MySQL Protocol Client/Server Authenication - Token Generation for Authenication Packet from Client

Question

I am currently building a client without using any libraries just to understand the protocol really, and I am confused by an access denied reply when sending my computed Auth packet to the MySQL Server. The Mysql server is just a local server running on my computer for testing purposes. Here is the information I am sending:

The test password is 'peanut'.

Stage 1 Hash = b14ab480028768cb748fd97de56144a304eb8a1a

Stage 2 Hash = fd62797ed464c2843942a9167cc0521779d68862 - This is correct but without the * in the database.

Salt & Stage 2 Hash = rC8/$a?Vr\\W|.jN)~cVcfd62797ed464c2843942a9167cc0521779d68862

SHA1(Salt + Stage 2 Hash) XOR Stage 1 Hash = 4B19199ECEB929469EA89C0E942D8D5B9ACBE237

String Sent to Server For Authentication in hex:

\\x3A\\x00\\x00\\x01 - Standard Header (Payload length / Sequence nUmber)

\\x02\\x04\\x80\\x00 - Compatibility flags

\\x00\\x00\\x00\\x01 - Maximum packet size

\\x08 - Charset

\\x00\\x00\\x00\\x00\\x00\\x00\\x00\\x00\\x00\\x00\\x00\\x00\\x00\\x00\\x00\\x00\\x00\\x00\\x00\\x00\\x00\\x00\\x00 - 23 byte filler

\\x72\\x6F\\x6F\\x74\\x00 - username zero terminated

\\x14 - length of token (20 bytes)

\\x4B\\x19\\x19\\x9E\\xCE\\xB9\\x29\\x46\\x9E\\xA8\\x9C\\x0E\\x94\\x2D\\x8D\\x5B\\x9A\\xCB\\xE2\\x37 - token

When I send this string, the server just sends out the #28000 error that is access denied.

Could this be an access rights issue? A remote user trying to gain root access, is there something i need to enable?

I have changed the connection timeout settings wait_timeout / connect_timeout etc. and still no joy, these are set to 60 Secs.

I am not sure if I should be computing the SHA1(Salt + Stage 2 Hash) with an asterisk or not, as in the database it shows an * before the password. I have tried both ways and it still doesn't auth.

I am running out of ideas now, the only other thing I can think to do is to write another program which will process the client token as the Mysql Server would, but I thought I would double check here first.

I have been working on this for a while now and am stumped.
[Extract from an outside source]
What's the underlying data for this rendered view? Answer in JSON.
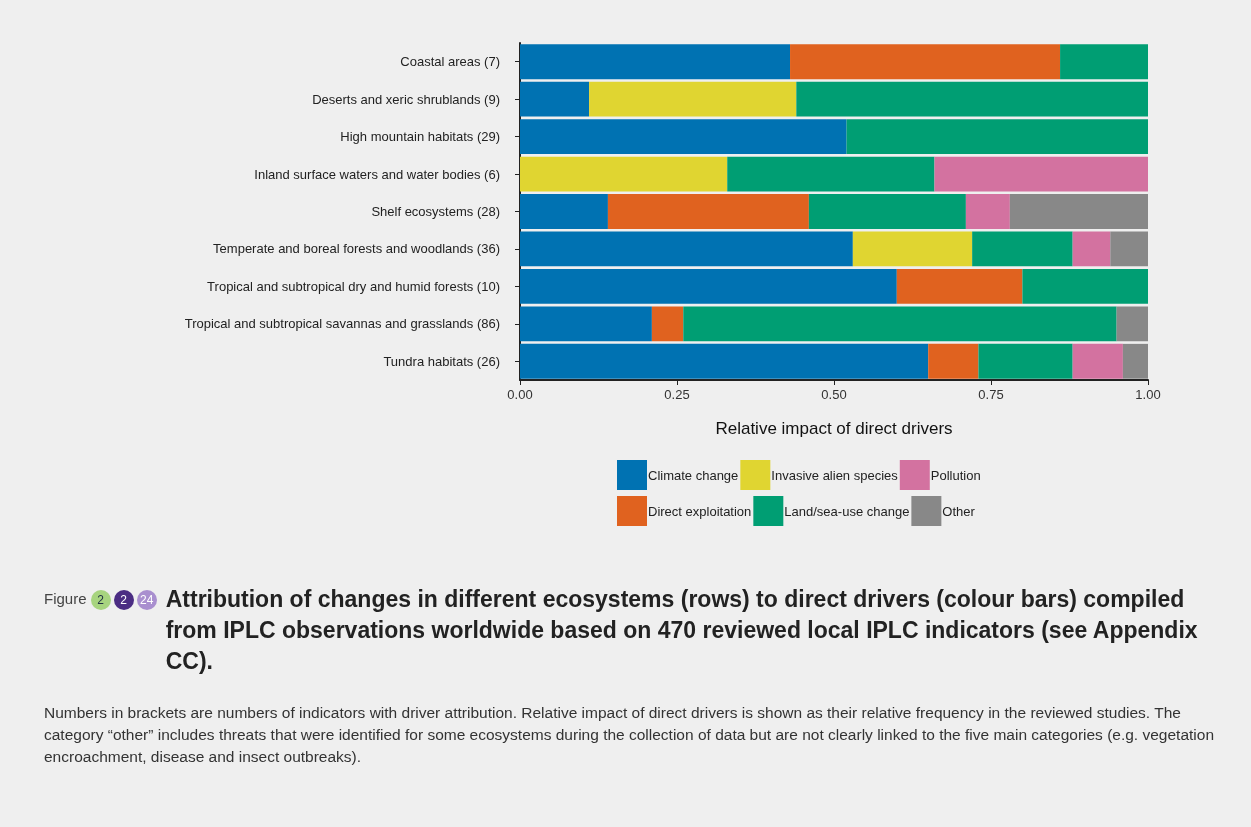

Any help greatly appreciated. I don't normally post on Forum's so its a new experience, sorry if I haven't followed etiquette.

Regards

James

Answer 1

Without looking into the protocol documentation myself it is hard to see any errors here. It could be anything from endianness to wrong padding, lengths and other calculations etc. The server rightfully does not provide more details as to why the login might have failed, because that would be leaking information to a potential attacker.

I suggest you grab the MySQL source code and look at how they do it in their command line application. See http://dev.mysql.com/doc/internals/en/guided-tour.html for some introduction and download links.

Apart from that, there is always the option of logging the network traffic with Wireshark to see what the stock mysql client sends and compare that to what you have. That might help to figure out padding etc. Note that if you are working on Windows there might be problems to capture traffic on localhost, because IIRC Windows shortcuts the traffic somehow, so it does not get past the network interface for Wireshark to see. In that case you might have to set up the MySQL server in a VM or on a different machine.